A journey of personal growth
The step from Skövde to Pune, a city of five million in west of India, can seem far. But despite the long distance, the collaboration between the University of Skövde and D.Y Patil University (DPU) is close. Just back from Pune is Helena Enroth, professor of molecular biology, boosted with new ideas.
Helena Enroth, second from the right, is just back home from D.Y Patil University in India.
– A trip like this broadens ones perspective. India is a very exciting place. You should defiantly go there if you get the chance. It was truly amazing, says Helena, who during the fall of 2017 spent three weeks in Pune as a part of a SIDA financed project called Linnaeus-Palme. A teacher exchange program between the University of Skövde and DPU.
The cooperation between the Institution of Biotechnology and Bioinformatics at DPU has been fruitful for quite some time. Since 2009 teachers from the department Life Sciences have travelled to the town outside of Mumbai. Abul Mandal, professor of molecular biology and colleague to Helen, is a true veteran. Over the years he has run several successful research projects together with the colleagues in Pune.
– We have several patents together, and working on a couple more, says Abul who was also involved in the latest project, to establish a student exchange program.
Friendly and open minded
There are several differences to being a student in India, but also similarities
–They take classes at the same time, but are tested in a shorter time-period. The summer break is only a few weeks long, but India has more holidays during the year. The level of difficulty in the courses is similar even if the layout is different, says Abul.
As a teacher Helena had to get used to a different kind of approach.
– You are either called "Madame" or "Sir". "You" does not exist. But everyone is very friendly and opened minded, especially the other teachers.
Even if the teacher exchange was a contributing factor to why Helena looked into the project, it was the possibility of meeting another culture that ultimately made Helena take the trip.

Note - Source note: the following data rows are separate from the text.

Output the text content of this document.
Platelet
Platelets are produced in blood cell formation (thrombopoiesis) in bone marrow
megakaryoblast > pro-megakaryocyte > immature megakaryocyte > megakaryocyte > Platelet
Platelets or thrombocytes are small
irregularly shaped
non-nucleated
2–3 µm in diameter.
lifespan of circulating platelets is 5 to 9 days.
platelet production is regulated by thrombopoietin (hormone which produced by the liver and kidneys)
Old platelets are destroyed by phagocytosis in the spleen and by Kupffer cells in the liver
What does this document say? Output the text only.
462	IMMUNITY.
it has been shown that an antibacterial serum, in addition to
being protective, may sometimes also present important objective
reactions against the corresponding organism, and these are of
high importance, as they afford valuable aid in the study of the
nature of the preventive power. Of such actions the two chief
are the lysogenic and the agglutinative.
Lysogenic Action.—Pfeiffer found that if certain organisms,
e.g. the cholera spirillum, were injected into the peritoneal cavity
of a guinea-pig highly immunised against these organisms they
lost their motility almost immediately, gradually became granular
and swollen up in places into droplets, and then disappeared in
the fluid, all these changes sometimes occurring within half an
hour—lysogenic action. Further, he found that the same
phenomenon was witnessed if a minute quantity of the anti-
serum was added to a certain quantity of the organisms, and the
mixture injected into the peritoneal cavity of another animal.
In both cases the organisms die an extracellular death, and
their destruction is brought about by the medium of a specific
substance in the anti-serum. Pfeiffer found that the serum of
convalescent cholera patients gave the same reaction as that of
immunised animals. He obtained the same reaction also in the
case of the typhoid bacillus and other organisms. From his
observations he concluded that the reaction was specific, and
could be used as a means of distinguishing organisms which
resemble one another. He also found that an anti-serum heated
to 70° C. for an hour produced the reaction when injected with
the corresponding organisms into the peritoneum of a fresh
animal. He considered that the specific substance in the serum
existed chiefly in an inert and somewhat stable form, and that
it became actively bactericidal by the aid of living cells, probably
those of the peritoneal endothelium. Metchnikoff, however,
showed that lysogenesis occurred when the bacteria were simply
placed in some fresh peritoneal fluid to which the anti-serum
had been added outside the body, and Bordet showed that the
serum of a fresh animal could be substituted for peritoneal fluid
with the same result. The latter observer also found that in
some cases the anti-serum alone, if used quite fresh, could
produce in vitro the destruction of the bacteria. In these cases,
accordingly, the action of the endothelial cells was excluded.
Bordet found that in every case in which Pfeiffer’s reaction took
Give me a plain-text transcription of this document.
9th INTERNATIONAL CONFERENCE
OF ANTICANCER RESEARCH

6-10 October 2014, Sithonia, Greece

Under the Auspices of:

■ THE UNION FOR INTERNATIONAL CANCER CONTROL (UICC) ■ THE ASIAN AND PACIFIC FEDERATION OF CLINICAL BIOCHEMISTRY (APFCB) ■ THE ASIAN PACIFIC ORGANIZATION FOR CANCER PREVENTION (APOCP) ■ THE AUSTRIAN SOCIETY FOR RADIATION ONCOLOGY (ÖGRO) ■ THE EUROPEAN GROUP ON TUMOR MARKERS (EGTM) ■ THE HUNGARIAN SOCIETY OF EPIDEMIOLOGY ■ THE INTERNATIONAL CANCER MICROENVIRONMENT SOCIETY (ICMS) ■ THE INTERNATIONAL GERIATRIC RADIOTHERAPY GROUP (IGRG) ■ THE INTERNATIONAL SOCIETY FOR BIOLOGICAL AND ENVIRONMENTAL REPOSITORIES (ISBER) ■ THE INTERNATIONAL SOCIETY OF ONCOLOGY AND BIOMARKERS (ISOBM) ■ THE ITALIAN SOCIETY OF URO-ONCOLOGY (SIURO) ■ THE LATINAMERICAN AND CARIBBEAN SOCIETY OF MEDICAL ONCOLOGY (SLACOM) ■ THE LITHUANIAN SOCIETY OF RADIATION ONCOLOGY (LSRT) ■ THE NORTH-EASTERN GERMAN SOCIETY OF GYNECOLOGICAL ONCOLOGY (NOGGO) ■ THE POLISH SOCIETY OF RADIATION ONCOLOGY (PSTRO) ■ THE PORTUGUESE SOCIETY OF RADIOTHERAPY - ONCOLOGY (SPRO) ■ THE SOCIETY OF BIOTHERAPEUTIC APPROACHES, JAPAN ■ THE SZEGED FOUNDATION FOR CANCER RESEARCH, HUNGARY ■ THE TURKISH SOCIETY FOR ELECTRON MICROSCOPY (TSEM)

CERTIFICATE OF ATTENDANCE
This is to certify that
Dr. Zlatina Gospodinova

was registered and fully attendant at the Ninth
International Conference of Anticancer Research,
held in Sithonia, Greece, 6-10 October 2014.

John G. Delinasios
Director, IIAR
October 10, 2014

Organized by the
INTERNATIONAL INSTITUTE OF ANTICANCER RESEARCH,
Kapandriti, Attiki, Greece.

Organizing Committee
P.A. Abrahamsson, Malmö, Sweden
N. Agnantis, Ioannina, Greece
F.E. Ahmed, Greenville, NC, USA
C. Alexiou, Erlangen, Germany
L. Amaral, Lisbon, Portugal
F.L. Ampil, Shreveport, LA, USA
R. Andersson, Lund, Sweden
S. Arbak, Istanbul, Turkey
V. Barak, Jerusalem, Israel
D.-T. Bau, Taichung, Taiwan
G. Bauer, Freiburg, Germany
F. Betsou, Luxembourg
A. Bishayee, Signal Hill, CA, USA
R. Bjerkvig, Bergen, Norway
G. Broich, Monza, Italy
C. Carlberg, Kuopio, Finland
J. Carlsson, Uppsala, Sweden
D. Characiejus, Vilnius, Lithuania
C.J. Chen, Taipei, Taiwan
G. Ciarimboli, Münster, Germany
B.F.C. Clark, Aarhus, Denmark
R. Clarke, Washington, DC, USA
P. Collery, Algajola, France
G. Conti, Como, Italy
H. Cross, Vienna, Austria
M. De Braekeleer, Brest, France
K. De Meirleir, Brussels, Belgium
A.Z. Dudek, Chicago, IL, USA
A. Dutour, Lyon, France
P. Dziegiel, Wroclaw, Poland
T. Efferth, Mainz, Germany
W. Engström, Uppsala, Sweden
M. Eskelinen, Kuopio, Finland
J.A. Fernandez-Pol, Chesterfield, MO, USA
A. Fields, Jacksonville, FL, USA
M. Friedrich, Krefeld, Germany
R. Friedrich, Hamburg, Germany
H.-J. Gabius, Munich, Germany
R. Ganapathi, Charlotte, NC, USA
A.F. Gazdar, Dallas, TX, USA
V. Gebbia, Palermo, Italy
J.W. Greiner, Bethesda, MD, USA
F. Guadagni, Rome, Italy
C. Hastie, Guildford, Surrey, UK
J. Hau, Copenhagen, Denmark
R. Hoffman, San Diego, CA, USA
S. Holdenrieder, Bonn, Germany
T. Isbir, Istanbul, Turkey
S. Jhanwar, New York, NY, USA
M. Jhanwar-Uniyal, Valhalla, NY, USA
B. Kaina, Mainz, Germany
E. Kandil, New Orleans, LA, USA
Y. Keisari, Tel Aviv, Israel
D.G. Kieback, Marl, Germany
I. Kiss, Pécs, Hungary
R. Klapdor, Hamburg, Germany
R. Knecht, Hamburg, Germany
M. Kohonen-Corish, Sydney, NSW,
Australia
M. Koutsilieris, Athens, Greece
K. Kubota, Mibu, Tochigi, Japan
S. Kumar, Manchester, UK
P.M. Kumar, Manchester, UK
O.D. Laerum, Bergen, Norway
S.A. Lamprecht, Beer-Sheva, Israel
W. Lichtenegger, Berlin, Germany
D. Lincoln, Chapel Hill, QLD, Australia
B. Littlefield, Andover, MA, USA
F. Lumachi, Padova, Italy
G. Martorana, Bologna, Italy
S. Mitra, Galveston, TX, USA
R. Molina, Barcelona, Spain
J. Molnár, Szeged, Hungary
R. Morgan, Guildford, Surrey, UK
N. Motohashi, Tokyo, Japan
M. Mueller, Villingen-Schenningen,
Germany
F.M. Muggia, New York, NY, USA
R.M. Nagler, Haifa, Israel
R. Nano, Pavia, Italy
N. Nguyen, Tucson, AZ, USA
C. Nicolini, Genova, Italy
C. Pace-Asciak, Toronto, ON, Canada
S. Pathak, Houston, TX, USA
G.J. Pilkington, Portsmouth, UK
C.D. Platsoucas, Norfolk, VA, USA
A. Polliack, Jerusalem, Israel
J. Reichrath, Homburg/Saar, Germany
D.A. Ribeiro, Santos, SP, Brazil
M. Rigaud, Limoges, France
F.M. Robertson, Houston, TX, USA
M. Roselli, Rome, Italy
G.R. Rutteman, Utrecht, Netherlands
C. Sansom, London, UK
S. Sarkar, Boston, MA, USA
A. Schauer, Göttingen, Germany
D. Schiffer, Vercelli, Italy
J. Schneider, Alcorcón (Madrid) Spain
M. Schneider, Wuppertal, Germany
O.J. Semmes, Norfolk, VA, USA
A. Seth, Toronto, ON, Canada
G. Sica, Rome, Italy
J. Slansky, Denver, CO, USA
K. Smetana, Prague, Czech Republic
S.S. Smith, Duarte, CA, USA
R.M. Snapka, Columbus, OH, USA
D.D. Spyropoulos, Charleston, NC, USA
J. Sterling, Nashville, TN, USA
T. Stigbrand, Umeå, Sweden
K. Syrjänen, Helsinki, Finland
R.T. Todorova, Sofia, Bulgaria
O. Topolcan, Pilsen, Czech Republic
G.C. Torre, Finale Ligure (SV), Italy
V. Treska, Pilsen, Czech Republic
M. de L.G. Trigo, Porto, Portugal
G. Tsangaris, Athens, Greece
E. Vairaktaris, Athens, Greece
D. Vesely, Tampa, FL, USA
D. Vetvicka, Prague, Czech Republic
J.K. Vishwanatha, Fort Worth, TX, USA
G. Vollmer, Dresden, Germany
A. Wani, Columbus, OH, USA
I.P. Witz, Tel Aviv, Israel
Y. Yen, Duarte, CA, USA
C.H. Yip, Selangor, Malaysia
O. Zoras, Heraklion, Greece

– A lot is different. The mentality is one. Just take power outbreak for example. Even if Pune and DPU is a modern University, power could go out several times a day. In Sweden that would not have been accepted, in Pune you would just go and have a cup of tea. People work very hard, but at the same time are very relaxed, says Helena, who is now in many family albums.
– As a western you get attention, absolutely. But like I said, people are very friendly so if you go to Pune you'll have to take selfies with the residents. A small price to pay for the fantastic experiences you'll get during you time in India.